“Innovation has nothing to do with how many R&D dollars you have. When Apple came up with the Mac, IBM was spending at least 100 times more on R&D. It's not about money. It's about the people you have, how you're led, and how much you get it.” - Steve Jobs

Oldie but goodie: When I’m asked to design a bridge …

With the currently running Design Challenge by Mozilla (Partnered with IxDA & JohnnyHolland) about Tabs I thought I’d share a core concept in doing design work. What are the latent design criteria not expressed in the request?
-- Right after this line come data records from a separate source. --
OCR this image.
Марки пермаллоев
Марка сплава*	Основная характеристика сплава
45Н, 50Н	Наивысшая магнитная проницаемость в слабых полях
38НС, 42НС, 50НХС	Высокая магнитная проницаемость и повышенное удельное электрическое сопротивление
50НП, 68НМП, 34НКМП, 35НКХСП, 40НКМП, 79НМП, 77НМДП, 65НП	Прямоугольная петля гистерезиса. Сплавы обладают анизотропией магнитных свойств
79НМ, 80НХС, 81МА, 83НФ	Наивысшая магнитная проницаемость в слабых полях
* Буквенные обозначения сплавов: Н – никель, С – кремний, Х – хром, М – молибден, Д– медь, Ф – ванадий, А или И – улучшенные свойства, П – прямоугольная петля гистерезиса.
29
It is so important to understand this core component of design. It is an element that in my mind best defines how design differentiates itself from other creative endeavors. That is when listening to a request, the designer’s first goal is to ignore the direct meaning of the request and dissect its parts to understand the real problem(s) that need to be solved.

So the classic example stated in the design community is when asked to design a bridge, the designer goes back to design the best way to get from point A to point B. [I know this sentiment can be attributed to a single individual, but I can’t find the reference.]

We must always remember that as designers, we don’t design for the manifest problems, but for the real problems. To put it another way, the client says they may want the text bigger, but what they are really saying is that they want the text more readable.

And bringing this back to the Mozilla Design Challenge: don’t re-design tabs, but rather figure out what tabs solves and make THAT better.